Dimon pide al personal que no se duerma en los laureles tras un año en el que JPMorgan pareció superar a la mayor parte de la competencia y compró dos rivales, la firma de inversión Bear Stearns y el banco regional Washington Mutual, a precio de ganga.
El mensaje desde la oficina ejecutiva es que tras evitar lo peor de la crisis, 2009 será sombrío y que la recesión afectará su negocio orientado al consumo y su banca de inversión, que está a merced de las convulsiones de los mercados.
La capacidad de JPMorgan de superar a sus rivales como Citi o UBS gracias a su menor exposición a valores hipotecarios tóxicos lo ha puesto a la cabeza en la banca global.
La pregunta es si JPMorgan podrá consolidar esa posición o sucumbirá a la presión del derrumbe en el segmento de préstamos para consumo en EE.UU.
La estrategia de JPMorgan para estos tiempos ha sido volver a lo básico.
En lugar de inflar las ganancias empaquetando préstamos vinculados a títulos valores exóticos y venderlos a los inversores, Dimon ha pedido a sus tropas que vuelvan al negocio tradicional de prestar a empresas y a personas y asesorar a los gerentes en sus operaciones.
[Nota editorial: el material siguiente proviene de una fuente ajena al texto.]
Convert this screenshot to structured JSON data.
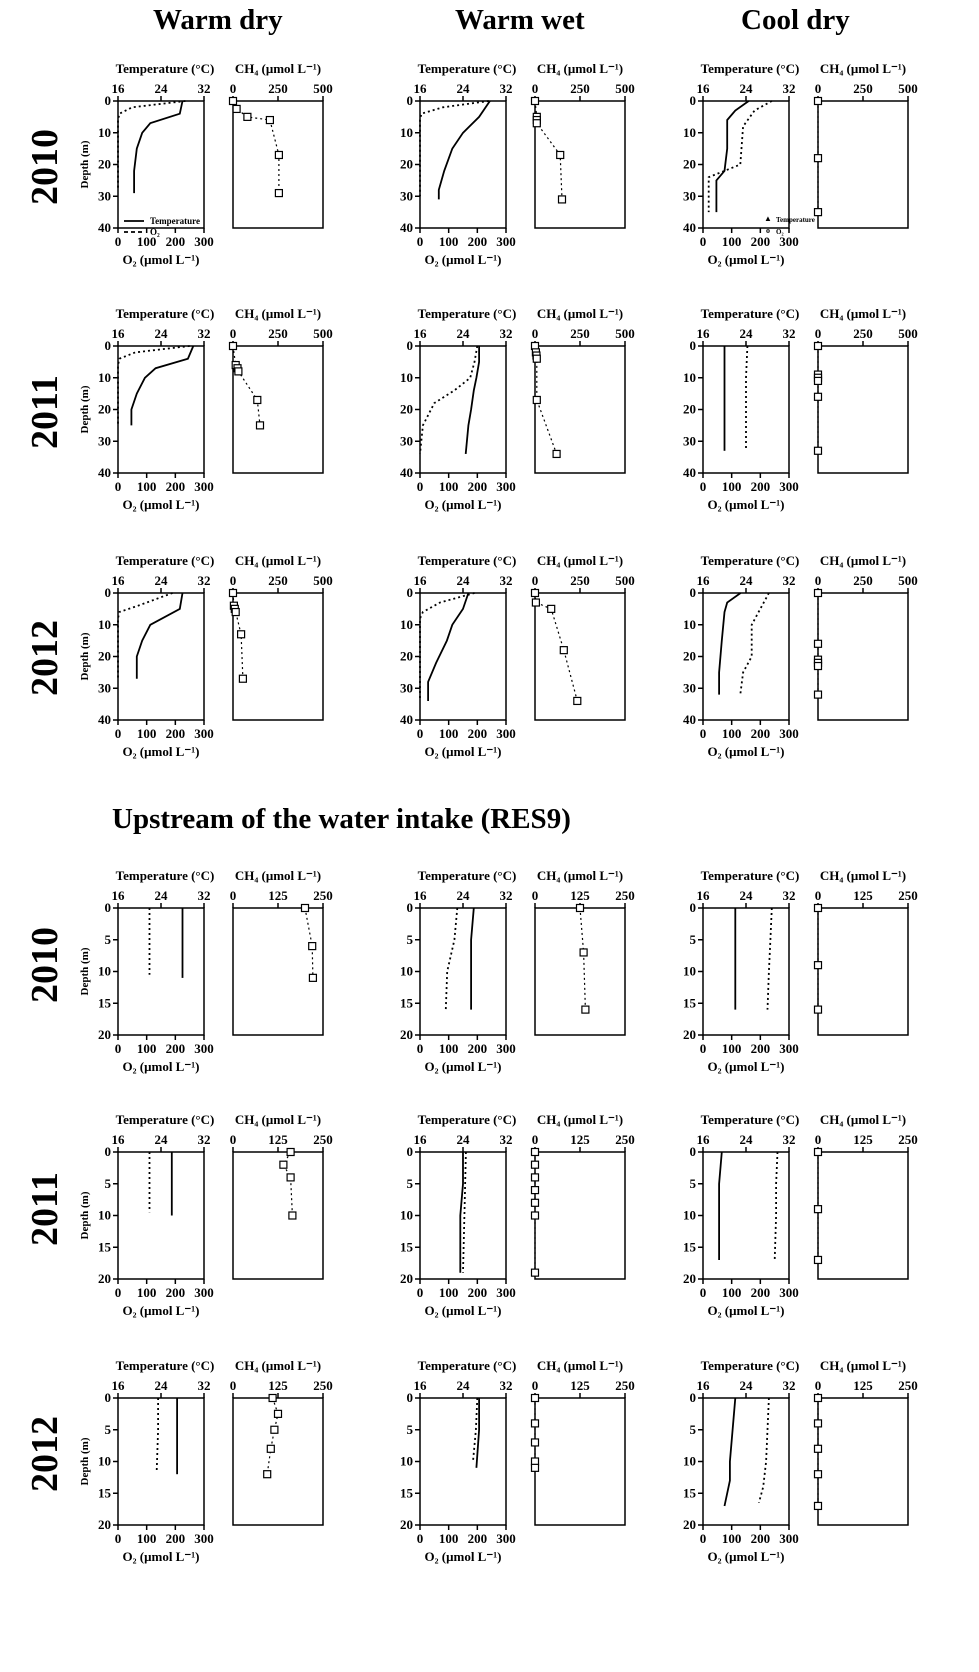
{
  "headers": [
    "Warm dry",
    "Warm wet",
    "Cool dry"
  ],
  "section2_title": "Upstream of the water intake (RES9)",
  "years": [
    "2010",
    "2011",
    "2012",
    "2010",
    "2011",
    "2012"
  ],
  "labels": {
    "temperature": "Temperature (°C)",
    "ch4": "CH₄ (μmol L⁻¹)",
    "o2": "O₂ (μmol L⁻¹)",
    "depth": "Depth (m)"
  },
  "legends": {
    "warm_dry_2010": [
      "Temperature",
      "O₂"
    ],
    "cool_dry_2010": [
      "Temperature",
      "O₂"
    ]
  },
  "axes": {
    "temperature_ticks": [
      "16",
      "24",
      "32"
    ],
    "o2_ticks": [
      "0",
      "100",
      "200",
      "300"
    ],
    "ch4_ticks_top": [
      "0",
      "250",
      "500"
    ],
    "ch4_ticks_bottom": [
      "0",
      "125",
      "250"
    ],
    "depth_ticks_top": [
      "0",
      "10",
      "20",
      "30",
      "40"
    ],
    "depth_ticks_bottom": [
      "0",
      "5",
      "10",
      "15",
      "20"
    ]
  },
  "chart_data": [
    {
      "type": "line",
      "site": "Warm dry",
      "year": "2010",
      "depth_max": 40,
      "ch4_max": 500,
      "temperature": [
        [
          28,
          0
        ],
        [
          27.5,
          4
        ],
        [
          22,
          7
        ],
        [
          20.5,
          10
        ],
        [
          19.5,
          15
        ],
        [
          19,
          22
        ],
        [
          19,
          29
        ]
      ],
      "o2": [
        [
          235,
          0
        ],
        [
          50,
          2
        ],
        [
          5,
          4
        ],
        [
          0,
          6
        ],
        [
          0,
          28
        ]
      ],
      "ch4": [
        [
          0,
          0
        ],
        [
          20,
          2.5
        ],
        [
          80,
          5
        ],
        [
          205,
          6
        ],
        [
          255,
          17
        ],
        [
          255,
          29
        ]
      ]
    },
    {
      "type": "line",
      "site": "Warm wet",
      "year": "2010",
      "depth_max": 40,
      "ch4_max": 500,
      "temperature": [
        [
          29,
          0
        ],
        [
          27,
          5
        ],
        [
          24,
          10
        ],
        [
          22,
          15
        ],
        [
          20.5,
          22
        ],
        [
          19.5,
          28
        ],
        [
          19.5,
          31
        ]
      ],
      "o2": [
        [
          240,
          0
        ],
        [
          80,
          2
        ],
        [
          5,
          4
        ],
        [
          0,
          6
        ],
        [
          0,
          30
        ]
      ],
      "ch4": [
        [
          0,
          0
        ],
        [
          10,
          5
        ],
        [
          10,
          6
        ],
        [
          10,
          7
        ],
        [
          140,
          17
        ],
        [
          150,
          31
        ]
      ]
    },
    {
      "type": "line",
      "site": "Cool dry",
      "year": "2010",
      "depth_max": 40,
      "ch4_max": 500,
      "temperature": [
        [
          24.5,
          0
        ],
        [
          22,
          3
        ],
        [
          20.5,
          6
        ],
        [
          20.5,
          15
        ],
        [
          20,
          22
        ],
        [
          18.5,
          25
        ],
        [
          18.5,
          35
        ]
      ],
      "o2": [
        [
          240,
          0
        ],
        [
          180,
          3
        ],
        [
          140,
          8
        ],
        [
          130,
          20
        ],
        [
          20,
          24
        ],
        [
          20,
          35
        ]
      ],
      "ch4": [
        [
          0,
          0
        ],
        [
          0,
          18
        ],
        [
          0,
          35
        ]
      ]
    },
    {
      "type": "line",
      "site": "Warm dry",
      "year": "2011",
      "depth_max": 40,
      "ch4_max": 500,
      "temperature": [
        [
          30,
          0
        ],
        [
          29,
          4
        ],
        [
          23,
          7
        ],
        [
          21,
          10
        ],
        [
          19.5,
          15
        ],
        [
          18.5,
          20
        ],
        [
          18.5,
          25
        ]
      ],
      "o2": [
        [
          250,
          0
        ],
        [
          60,
          2
        ],
        [
          5,
          4
        ],
        [
          0,
          6
        ],
        [
          0,
          25
        ]
      ],
      "ch4": [
        [
          0,
          0
        ],
        [
          15,
          6
        ],
        [
          25,
          7
        ],
        [
          30,
          8
        ],
        [
          135,
          17
        ],
        [
          150,
          25
        ]
      ]
    },
    {
      "type": "line",
      "site": "Warm wet",
      "year": "2011",
      "depth_max": 40,
      "ch4_max": 500,
      "temperature": [
        [
          27,
          0
        ],
        [
          27,
          5
        ],
        [
          26.5,
          10
        ],
        [
          26,
          14
        ],
        [
          25.5,
          20
        ],
        [
          25,
          25
        ],
        [
          24.5,
          34
        ]
      ],
      "o2": [
        [
          200,
          0
        ],
        [
          190,
          5
        ],
        [
          175,
          10
        ],
        [
          120,
          14
        ],
        [
          50,
          18
        ],
        [
          10,
          25
        ],
        [
          0,
          34
        ]
      ],
      "ch4": [
        [
          0,
          0
        ],
        [
          5,
          2
        ],
        [
          8,
          3
        ],
        [
          10,
          4
        ],
        [
          10,
          17
        ],
        [
          120,
          34
        ]
      ]
    },
    {
      "type": "line",
      "site": "Cool dry",
      "year": "2011",
      "depth_max": 40,
      "ch4_max": 500,
      "temperature": [
        [
          20,
          0
        ],
        [
          20,
          10
        ],
        [
          20,
          20
        ],
        [
          20,
          33
        ]
      ],
      "o2": [
        [
          155,
          0
        ],
        [
          150,
          10
        ],
        [
          150,
          20
        ],
        [
          150,
          33
        ]
      ],
      "ch4": [
        [
          0,
          0
        ],
        [
          0,
          9
        ],
        [
          0,
          10
        ],
        [
          0,
          11
        ],
        [
          0,
          16
        ],
        [
          0,
          33
        ]
      ]
    },
    {
      "type": "line",
      "site": "Warm dry",
      "year": "2012",
      "depth_max": 40,
      "ch4_max": 500,
      "temperature": [
        [
          28,
          0
        ],
        [
          27.5,
          5
        ],
        [
          22,
          10
        ],
        [
          20.5,
          15
        ],
        [
          19.5,
          20
        ],
        [
          19.5,
          27
        ]
      ],
      "o2": [
        [
          190,
          0
        ],
        [
          70,
          4
        ],
        [
          5,
          6
        ],
        [
          0,
          8
        ],
        [
          0,
          27
        ]
      ],
      "ch4": [
        [
          0,
          0
        ],
        [
          5,
          4
        ],
        [
          10,
          5
        ],
        [
          15,
          6
        ],
        [
          45,
          13
        ],
        [
          55,
          27
        ]
      ]
    },
    {
      "type": "line",
      "site": "Warm wet",
      "year": "2012",
      "depth_max": 40,
      "ch4_max": 500,
      "temperature": [
        [
          25,
          0
        ],
        [
          24,
          5
        ],
        [
          22,
          10
        ],
        [
          21,
          15
        ],
        [
          19,
          22
        ],
        [
          17.5,
          28
        ],
        [
          17.5,
          34
        ]
      ],
      "o2": [
        [
          190,
          0
        ],
        [
          70,
          3
        ],
        [
          10,
          6
        ],
        [
          0,
          8
        ],
        [
          0,
          34
        ]
      ],
      "ch4": [
        [
          0,
          0
        ],
        [
          5,
          3
        ],
        [
          90,
          5
        ],
        [
          160,
          18
        ],
        [
          235,
          34
        ]
      ]
    },
    {
      "type": "line",
      "site": "Cool dry",
      "year": "2012",
      "depth_max": 40,
      "ch4_max": 500,
      "temperature": [
        [
          23,
          0
        ],
        [
          20.5,
          3
        ],
        [
          20,
          6
        ],
        [
          19.5,
          15
        ],
        [
          19,
          25
        ],
        [
          19,
          32
        ]
      ],
      "o2": [
        [
          230,
          0
        ],
        [
          200,
          5
        ],
        [
          170,
          10
        ],
        [
          170,
          20
        ],
        [
          140,
          25
        ],
        [
          130,
          32
        ]
      ],
      "ch4": [
        [
          0,
          0
        ],
        [
          0,
          16
        ],
        [
          0,
          21
        ],
        [
          0,
          22
        ],
        [
          0,
          23
        ],
        [
          0,
          32
        ]
      ]
    },
    {
      "type": "line",
      "site": "Warm dry",
      "year": "2010 (RES9)",
      "depth_max": 20,
      "ch4_max": 250,
      "temperature": [
        [
          28,
          0
        ],
        [
          28,
          5
        ],
        [
          28,
          11
        ]
      ],
      "o2": [
        [
          110,
          0
        ],
        [
          110,
          5
        ],
        [
          110,
          10.5
        ]
      ],
      "ch4": [
        [
          200,
          0
        ],
        [
          220,
          6
        ],
        [
          222,
          11
        ]
      ]
    },
    {
      "type": "line",
      "site": "Warm wet",
      "year": "2010 (RES9)",
      "depth_max": 20,
      "ch4_max": 250,
      "temperature": [
        [
          26,
          0
        ],
        [
          25.5,
          5
        ],
        [
          25.5,
          10
        ],
        [
          25.5,
          16
        ]
      ],
      "o2": [
        [
          130,
          0
        ],
        [
          120,
          5
        ],
        [
          95,
          10
        ],
        [
          90,
          16
        ]
      ],
      "ch4": [
        [
          125,
          0
        ],
        [
          135,
          7
        ],
        [
          140,
          16
        ]
      ]
    },
    {
      "type": "line",
      "site": "Cool dry",
      "year": "2010 (RES9)",
      "depth_max": 20,
      "ch4_max": 250,
      "temperature": [
        [
          22,
          0
        ],
        [
          22,
          5
        ],
        [
          22,
          10
        ],
        [
          22,
          16
        ]
      ],
      "o2": [
        [
          240,
          0
        ],
        [
          235,
          5
        ],
        [
          230,
          10
        ],
        [
          225,
          16
        ]
      ],
      "ch4": [
        [
          0,
          0
        ],
        [
          0,
          9
        ],
        [
          0,
          16
        ]
      ]
    },
    {
      "type": "line",
      "site": "Warm dry",
      "year": "2011 (RES9)",
      "depth_max": 20,
      "ch4_max": 250,
      "temperature": [
        [
          26,
          0
        ],
        [
          26,
          5
        ],
        [
          26,
          10
        ]
      ],
      "o2": [
        [
          110,
          0
        ],
        [
          110,
          5
        ],
        [
          110,
          9.5
        ]
      ],
      "ch4": [
        [
          160,
          0
        ],
        [
          140,
          2
        ],
        [
          160,
          4
        ],
        [
          165,
          10
        ]
      ]
    },
    {
      "type": "line",
      "site": "Warm wet",
      "year": "2011 (RES9)",
      "depth_max": 20,
      "ch4_max": 250,
      "temperature": [
        [
          24,
          0
        ],
        [
          24,
          5
        ],
        [
          23.5,
          10
        ],
        [
          23.5,
          19
        ]
      ],
      "o2": [
        [
          160,
          0
        ],
        [
          155,
          10
        ],
        [
          150,
          19
        ]
      ],
      "ch4": [
        [
          0,
          0
        ],
        [
          0,
          2
        ],
        [
          0,
          4
        ],
        [
          0,
          6
        ],
        [
          0,
          8
        ],
        [
          0,
          10
        ],
        [
          0,
          19
        ]
      ]
    },
    {
      "type": "line",
      "site": "Cool dry",
      "year": "2011 (RES9)",
      "depth_max": 20,
      "ch4_max": 250,
      "temperature": [
        [
          19.5,
          0
        ],
        [
          19,
          5
        ],
        [
          19,
          10
        ],
        [
          19,
          17
        ]
      ],
      "o2": [
        [
          260,
          0
        ],
        [
          255,
          5
        ],
        [
          255,
          10
        ],
        [
          250,
          17
        ]
      ],
      "ch4": [
        [
          0,
          0
        ],
        [
          0,
          9
        ],
        [
          0,
          17
        ]
      ]
    },
    {
      "type": "line",
      "site": "Warm dry",
      "year": "2012 (RES9)",
      "depth_max": 20,
      "ch4_max": 250,
      "temperature": [
        [
          27,
          0
        ],
        [
          27,
          5
        ],
        [
          27,
          12
        ]
      ],
      "o2": [
        [
          140,
          0
        ],
        [
          140,
          5
        ],
        [
          135,
          11.5
        ]
      ],
      "ch4": [
        [
          110,
          0
        ],
        [
          125,
          2.5
        ],
        [
          115,
          5
        ],
        [
          105,
          8
        ],
        [
          95,
          12
        ]
      ]
    },
    {
      "type": "line",
      "site": "Warm wet",
      "year": "2012 (RES9)",
      "depth_max": 20,
      "ch4_max": 250,
      "temperature": [
        [
          27,
          0
        ],
        [
          27,
          5
        ],
        [
          26.5,
          11
        ]
      ],
      "o2": [
        [
          200,
          0
        ],
        [
          195,
          5
        ],
        [
          185,
          10
        ]
      ],
      "ch4": [
        [
          0,
          0
        ],
        [
          0,
          4
        ],
        [
          0,
          7
        ],
        [
          0,
          10
        ],
        [
          0,
          11
        ]
      ]
    },
    {
      "type": "line",
      "site": "Cool dry",
      "year": "2012 (RES9)",
      "depth_max": 20,
      "ch4_max": 250,
      "temperature": [
        [
          22,
          0
        ],
        [
          21.5,
          5
        ],
        [
          21,
          10
        ],
        [
          21,
          13
        ],
        [
          20,
          17
        ]
      ],
      "o2": [
        [
          230,
          0
        ],
        [
          225,
          5
        ],
        [
          220,
          10
        ],
        [
          210,
          14
        ],
        [
          195,
          16.5
        ]
      ],
      "ch4": [
        [
          0,
          0
        ],
        [
          0,
          4
        ],
        [
          0,
          8
        ],
        [
          0,
          12
        ],
        [
          0,
          17
        ]
      ]
    }
  ]
}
El problema con estos negocios tradicionales es que sus ganancias con frecuencia no alcanzan para pagar la enorme base de costos de los bancos y satisfacer el deseo de los inversores de obtener retornos cada vez mayores.
JPMorgan quiere quebrar esa tendencia y explotar el giro en la industria destacando su solidez como uno de los pocos bancos que tiene un balance saludable, para cobrar más por sus servicios, en especial en banca de inversión y préstamos empresariales.
Steven Black, co director de banca de inversión, dice que JPMorgan puede aprovechar esta nueva posición dominante para ampliar su lista de clientes empresas e inversores y cobrarles más por asesoría y fondos.